What it is, structurally
The show has five movements, each lasting two to three minutes. The first movement is calm and recognisable as the park's various leitmotifs played in long phrases. The second movement is faster and accompanied by smaller fire jets. The third movement is the climax, with the largest fountains (the centre nozzle reaches about 18 metres) and the heaviest fire. The fourth movement is a quieter reprise of the first movement's themes in a minor mode, which to me is the most affecting section. The fifth movement is the resolution and the bow — the music returns to the major key, the lights soften, and a final long fountain rises and falls in silence.
Where to watch from
The benches around the lake are arranged in a ring. The show works in 360 degrees and there is no wrong seat. That said: the east side has the best view of the centre fountain, the west side has the best view of the fire jets, the north side faces the major audio cluster (loudest), and the south side is the most popular with families because the dropping fountain spray, in summer, sometimes reaches the spectators. I prefer the north-east corner. It is usually the last place to fill up.

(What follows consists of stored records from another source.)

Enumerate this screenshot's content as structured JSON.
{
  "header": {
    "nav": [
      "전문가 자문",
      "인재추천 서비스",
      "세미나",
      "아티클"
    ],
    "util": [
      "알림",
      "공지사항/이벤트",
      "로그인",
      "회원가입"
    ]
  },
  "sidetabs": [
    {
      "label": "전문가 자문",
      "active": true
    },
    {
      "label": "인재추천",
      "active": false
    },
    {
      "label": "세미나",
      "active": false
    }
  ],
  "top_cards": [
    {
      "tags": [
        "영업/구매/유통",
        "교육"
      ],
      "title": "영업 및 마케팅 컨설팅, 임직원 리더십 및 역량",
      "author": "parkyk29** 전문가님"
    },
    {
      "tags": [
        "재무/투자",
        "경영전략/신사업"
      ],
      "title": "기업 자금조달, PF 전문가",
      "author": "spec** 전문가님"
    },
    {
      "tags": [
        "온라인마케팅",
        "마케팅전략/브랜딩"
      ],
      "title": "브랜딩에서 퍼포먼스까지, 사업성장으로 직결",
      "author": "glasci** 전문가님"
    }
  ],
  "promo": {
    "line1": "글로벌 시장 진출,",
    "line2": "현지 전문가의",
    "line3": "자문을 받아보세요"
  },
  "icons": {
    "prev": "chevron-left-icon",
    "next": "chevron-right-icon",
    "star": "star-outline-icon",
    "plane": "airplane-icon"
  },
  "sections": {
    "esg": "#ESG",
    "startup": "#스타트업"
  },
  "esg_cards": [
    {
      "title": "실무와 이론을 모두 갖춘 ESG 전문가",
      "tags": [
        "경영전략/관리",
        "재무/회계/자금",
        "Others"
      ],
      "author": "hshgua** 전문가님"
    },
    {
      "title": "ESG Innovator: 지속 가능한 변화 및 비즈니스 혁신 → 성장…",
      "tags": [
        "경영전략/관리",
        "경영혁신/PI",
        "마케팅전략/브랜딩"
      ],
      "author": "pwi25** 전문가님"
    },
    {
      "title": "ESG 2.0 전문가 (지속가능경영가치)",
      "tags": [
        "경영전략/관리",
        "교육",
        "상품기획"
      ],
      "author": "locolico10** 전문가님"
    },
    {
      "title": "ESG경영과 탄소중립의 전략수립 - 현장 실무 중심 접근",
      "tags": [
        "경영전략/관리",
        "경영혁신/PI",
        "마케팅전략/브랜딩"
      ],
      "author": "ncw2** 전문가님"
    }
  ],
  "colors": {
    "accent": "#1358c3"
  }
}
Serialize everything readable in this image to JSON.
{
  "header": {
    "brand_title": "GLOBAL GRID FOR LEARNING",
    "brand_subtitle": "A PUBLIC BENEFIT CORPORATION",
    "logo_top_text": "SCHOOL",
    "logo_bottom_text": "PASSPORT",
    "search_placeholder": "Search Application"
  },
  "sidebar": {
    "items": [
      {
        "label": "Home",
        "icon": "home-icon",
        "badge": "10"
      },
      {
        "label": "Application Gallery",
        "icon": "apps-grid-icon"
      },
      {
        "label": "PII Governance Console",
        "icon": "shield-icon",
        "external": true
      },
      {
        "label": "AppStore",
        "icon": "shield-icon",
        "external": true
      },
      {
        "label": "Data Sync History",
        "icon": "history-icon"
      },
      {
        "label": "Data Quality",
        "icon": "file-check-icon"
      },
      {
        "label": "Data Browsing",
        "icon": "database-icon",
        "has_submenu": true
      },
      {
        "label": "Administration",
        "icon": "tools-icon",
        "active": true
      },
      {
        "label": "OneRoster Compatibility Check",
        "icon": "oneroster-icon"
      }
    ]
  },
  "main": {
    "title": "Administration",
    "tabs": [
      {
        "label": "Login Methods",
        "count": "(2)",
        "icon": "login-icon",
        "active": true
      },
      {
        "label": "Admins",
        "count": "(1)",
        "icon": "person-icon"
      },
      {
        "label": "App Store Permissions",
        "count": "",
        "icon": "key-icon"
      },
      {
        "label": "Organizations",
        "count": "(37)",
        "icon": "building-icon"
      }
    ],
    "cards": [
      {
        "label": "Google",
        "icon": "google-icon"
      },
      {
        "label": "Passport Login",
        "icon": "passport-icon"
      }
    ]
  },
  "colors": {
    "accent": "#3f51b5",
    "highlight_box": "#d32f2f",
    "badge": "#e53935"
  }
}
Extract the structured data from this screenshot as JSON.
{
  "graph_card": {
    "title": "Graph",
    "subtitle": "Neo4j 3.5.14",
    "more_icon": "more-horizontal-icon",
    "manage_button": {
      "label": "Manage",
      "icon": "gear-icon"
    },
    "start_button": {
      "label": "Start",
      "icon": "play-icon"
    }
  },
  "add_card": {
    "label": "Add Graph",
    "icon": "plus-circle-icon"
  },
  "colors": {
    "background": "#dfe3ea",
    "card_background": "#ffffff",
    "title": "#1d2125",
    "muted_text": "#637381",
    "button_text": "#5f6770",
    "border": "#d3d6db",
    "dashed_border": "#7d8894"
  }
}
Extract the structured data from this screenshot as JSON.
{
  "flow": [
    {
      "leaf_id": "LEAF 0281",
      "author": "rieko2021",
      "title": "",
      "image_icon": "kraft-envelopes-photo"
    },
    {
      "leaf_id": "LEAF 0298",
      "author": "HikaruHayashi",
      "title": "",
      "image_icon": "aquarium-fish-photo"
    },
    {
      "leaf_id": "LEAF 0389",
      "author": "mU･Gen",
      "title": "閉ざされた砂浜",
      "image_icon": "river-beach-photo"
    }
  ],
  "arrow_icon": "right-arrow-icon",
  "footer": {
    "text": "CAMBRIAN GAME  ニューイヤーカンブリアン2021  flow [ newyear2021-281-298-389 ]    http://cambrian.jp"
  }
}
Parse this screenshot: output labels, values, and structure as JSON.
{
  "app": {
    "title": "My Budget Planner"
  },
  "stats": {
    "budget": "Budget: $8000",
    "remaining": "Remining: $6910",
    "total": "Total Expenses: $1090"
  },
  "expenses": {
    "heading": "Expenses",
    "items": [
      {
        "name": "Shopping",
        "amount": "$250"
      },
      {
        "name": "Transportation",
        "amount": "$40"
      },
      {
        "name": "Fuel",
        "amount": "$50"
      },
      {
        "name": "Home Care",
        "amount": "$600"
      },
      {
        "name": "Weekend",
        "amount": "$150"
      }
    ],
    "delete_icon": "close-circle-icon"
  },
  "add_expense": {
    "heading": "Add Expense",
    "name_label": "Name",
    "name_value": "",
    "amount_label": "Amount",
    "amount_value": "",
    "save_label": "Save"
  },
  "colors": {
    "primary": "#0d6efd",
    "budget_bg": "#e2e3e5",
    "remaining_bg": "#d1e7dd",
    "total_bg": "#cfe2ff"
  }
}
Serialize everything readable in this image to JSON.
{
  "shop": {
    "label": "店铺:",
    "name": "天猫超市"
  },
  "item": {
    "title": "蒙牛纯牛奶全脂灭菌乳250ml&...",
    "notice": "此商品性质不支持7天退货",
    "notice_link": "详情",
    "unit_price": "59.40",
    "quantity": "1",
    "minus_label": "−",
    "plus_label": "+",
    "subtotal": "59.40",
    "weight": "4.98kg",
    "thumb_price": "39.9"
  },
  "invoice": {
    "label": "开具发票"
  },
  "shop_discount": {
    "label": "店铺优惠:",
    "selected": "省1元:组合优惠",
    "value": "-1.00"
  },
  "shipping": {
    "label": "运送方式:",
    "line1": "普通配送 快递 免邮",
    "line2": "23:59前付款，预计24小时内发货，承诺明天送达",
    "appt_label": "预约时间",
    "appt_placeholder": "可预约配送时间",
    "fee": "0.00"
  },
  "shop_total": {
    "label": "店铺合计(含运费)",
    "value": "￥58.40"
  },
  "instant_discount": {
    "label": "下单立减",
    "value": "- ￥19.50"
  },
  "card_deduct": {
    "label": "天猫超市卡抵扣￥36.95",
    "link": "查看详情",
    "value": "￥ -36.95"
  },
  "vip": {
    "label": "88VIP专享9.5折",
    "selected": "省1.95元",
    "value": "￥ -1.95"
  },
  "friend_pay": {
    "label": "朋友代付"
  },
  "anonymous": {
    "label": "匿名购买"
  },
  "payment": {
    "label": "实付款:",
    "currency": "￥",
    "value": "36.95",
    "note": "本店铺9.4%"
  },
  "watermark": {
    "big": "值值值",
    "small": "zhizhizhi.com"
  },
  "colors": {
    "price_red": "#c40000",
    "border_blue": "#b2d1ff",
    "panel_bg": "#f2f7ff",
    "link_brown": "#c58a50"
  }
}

What to listen for in the music
The score quotes from at least eleven of the park's permanent attractions. The Fata Morgana theme appears twice. The Droomvlucht main theme is buried in the second movement at low volume. The wolf howl from the Wolf and the Seven Goats tableau (which is itself a sampled wolf, not a synthesizer) is in the third movement just before the fire climax. If you have ridden the park's attractions, your ear will catch these without trying.
The empty version
On the rare occasion that I have been at the park on a weekday in February with grey skies and rain, I have seen the show with perhaps thirty people watching. The empty version is, somehow, better. The choreography reveals itself when you are not looking at other people's faces lit by the fountains. The music plays as written rather than as backdrop. The applause at the end, from thirty people across a lake, sounds like a chamber concert. I have, since, scheduled at least one trip per year specifically to see it that way.